All in all, it was a great session.  Thanks for coming Sam and playing through pain.

About Jeremy Miller

Jeremy is the Chief Software Architect at Dovetail Software, the coolest ISV in Austin. Jeremy began his IT career writing "Shadow IT" applications to automate his engineering documentation, then wandered into software development because it looked like more fun. Jeremy is the author of the open source StructureMap tool for Dependency Injection with .Net, StoryTeller for supercharged acceptance testing in .Net, and one of the principal developers behind FubuMVC. Jeremy's thoughts on all things software can be found at The Shade Tree Developer at http://codebetter.com/jeremymiller.
This entry was posted in Pair Programming, Test Driven Development. Bookmark the permalink. Follow any comments here with the RSS feed for this post.
  • paweł paul

    Me and my friend were arguing about an issue similar to this! you need informations about Now I know that I was right.Thanks for the information you post. I just subscribe your blog. This is a nice blog. Thanks:) live forex quotes free

  • jmiller


    Some of that is just personal preference. If the business logic is complex, I start with the domain objects first and add persistence and service layer classes second. For screen work, I like to start with a sketch or picture of the view and work from the presenter/controller out iwth mocks for the view and services. In general, just think about what part of the functionality is the core that drives the functionality of the rest of the app.

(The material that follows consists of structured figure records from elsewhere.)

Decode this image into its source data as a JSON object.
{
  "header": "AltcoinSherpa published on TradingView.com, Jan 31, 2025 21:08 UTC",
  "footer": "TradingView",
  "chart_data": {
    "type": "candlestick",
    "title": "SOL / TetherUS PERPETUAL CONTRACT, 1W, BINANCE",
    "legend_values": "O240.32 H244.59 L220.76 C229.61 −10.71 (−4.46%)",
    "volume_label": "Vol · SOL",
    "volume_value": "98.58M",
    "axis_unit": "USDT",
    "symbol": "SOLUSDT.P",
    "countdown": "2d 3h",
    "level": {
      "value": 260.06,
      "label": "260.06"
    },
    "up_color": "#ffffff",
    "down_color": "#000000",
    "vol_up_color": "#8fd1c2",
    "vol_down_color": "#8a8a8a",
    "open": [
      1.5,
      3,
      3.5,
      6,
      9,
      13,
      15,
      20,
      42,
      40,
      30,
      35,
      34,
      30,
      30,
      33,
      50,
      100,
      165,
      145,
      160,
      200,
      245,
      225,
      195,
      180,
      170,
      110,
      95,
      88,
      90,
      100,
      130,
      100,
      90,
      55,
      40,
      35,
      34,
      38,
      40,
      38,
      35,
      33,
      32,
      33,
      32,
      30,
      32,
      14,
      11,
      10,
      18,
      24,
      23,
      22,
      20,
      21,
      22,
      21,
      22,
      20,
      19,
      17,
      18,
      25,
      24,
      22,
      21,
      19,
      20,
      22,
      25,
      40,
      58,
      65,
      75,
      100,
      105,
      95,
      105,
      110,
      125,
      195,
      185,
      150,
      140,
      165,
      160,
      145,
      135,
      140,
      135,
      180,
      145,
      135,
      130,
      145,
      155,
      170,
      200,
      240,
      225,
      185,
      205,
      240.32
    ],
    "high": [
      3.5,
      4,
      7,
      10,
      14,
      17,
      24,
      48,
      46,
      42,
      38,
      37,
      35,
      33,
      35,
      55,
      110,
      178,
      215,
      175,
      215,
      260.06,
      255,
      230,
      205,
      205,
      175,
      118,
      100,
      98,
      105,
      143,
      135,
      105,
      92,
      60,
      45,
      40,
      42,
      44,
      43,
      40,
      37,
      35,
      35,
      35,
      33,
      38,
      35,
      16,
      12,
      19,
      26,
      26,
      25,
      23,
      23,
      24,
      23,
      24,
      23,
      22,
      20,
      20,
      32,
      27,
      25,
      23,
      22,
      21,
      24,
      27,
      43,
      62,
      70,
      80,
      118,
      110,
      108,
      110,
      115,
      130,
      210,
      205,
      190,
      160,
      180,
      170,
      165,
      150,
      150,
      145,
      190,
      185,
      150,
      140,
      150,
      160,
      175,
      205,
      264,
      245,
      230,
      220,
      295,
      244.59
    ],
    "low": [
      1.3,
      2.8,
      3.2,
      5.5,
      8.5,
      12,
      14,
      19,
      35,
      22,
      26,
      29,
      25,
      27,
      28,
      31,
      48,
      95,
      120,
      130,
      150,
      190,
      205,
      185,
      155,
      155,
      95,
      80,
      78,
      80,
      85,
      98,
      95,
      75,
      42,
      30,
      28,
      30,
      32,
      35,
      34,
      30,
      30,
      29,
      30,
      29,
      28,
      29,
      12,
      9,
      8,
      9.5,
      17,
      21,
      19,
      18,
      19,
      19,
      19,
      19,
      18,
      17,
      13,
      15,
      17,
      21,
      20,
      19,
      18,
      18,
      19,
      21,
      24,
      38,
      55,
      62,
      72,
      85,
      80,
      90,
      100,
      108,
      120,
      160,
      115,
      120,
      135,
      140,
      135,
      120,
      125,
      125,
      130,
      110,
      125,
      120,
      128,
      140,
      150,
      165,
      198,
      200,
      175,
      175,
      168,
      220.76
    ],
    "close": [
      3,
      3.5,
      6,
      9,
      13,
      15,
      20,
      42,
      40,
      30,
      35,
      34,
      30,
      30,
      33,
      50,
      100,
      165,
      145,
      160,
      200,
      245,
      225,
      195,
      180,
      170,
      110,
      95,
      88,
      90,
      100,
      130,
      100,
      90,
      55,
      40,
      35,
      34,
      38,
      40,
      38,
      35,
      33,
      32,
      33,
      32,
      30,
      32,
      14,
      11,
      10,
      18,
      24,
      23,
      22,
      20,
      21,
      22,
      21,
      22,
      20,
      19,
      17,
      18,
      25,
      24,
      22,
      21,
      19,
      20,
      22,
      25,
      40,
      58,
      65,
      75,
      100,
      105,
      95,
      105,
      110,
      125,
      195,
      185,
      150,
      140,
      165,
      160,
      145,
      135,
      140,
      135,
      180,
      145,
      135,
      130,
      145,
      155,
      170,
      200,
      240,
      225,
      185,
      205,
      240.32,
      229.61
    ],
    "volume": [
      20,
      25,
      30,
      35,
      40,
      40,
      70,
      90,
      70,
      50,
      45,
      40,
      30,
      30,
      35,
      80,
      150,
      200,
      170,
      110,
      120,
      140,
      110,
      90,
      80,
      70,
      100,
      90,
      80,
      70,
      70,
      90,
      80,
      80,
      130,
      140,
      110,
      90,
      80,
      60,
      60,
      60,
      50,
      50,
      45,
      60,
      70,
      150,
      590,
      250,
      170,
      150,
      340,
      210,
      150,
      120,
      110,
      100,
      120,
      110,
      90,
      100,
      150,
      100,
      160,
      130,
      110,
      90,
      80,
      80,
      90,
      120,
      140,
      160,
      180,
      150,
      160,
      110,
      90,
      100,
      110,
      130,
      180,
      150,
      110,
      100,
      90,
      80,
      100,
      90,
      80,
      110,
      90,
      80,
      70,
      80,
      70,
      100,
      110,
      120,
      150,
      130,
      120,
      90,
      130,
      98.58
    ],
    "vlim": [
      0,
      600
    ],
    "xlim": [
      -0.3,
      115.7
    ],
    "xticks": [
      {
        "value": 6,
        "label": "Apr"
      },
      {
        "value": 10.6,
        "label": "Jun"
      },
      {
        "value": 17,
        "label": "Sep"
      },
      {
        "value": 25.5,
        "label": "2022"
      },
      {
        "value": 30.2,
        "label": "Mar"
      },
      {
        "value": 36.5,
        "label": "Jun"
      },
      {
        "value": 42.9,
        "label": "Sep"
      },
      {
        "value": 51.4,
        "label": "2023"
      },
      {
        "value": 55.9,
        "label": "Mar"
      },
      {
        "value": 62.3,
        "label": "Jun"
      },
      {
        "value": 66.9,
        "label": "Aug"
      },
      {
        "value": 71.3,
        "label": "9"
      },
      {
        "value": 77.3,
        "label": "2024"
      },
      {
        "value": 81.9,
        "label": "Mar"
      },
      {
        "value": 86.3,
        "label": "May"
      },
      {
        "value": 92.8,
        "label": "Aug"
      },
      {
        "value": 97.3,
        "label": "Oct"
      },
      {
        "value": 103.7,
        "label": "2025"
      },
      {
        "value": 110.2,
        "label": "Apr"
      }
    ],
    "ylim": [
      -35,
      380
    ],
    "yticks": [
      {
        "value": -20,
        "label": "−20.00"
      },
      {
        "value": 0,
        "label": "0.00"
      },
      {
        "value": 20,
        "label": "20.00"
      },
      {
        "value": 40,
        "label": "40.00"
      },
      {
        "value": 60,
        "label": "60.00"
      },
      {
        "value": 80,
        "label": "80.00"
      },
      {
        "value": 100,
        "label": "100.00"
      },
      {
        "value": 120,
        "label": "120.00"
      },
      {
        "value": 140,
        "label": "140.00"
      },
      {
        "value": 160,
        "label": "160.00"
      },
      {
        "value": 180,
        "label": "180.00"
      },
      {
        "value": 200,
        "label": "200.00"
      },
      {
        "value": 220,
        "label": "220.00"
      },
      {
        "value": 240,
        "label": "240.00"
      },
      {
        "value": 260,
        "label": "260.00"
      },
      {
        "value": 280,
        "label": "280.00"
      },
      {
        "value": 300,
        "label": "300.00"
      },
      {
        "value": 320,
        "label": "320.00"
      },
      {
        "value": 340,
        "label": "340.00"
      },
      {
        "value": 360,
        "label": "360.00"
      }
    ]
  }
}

    I’d make exceptions for some sorts of reporting-heavy apps, but for the most part I find coding from the database up to be very inefficient.

    I talked about this a little bit here –> http://codebetter.com/blogs/jeremy.miller/archive/2005/11/26/135098.aspx

  • http://www.jeffreypalermo.com jpalermo

    Sam pointed out that the “simplest thing that will work” doesn’t mean the simplest thing that will compile. That drew quite a few laughs from the audience.

    Jayro, I’ll give my opinion on your question. I say opinion because I don’t believe there is a single objective answer to your question. My opinion is that it’s easiest to start TDD with new code. Maybe you are adding a new feature, so you have a bit of new code. I think this is easier than trying to refactor tightly-coupled code _while_ learning TDD.

  • Jayro

    Question: If new to TDD, and you are beggining an ASP.Net application. What layer do you begin at? I have heard from 3 camps on this. The top down(UI first with Mocks simulating back end), bottom up (DB then Domain, then UI), and inside out(build domain objects first, then let TDD lead you to create back end). What is your opinion?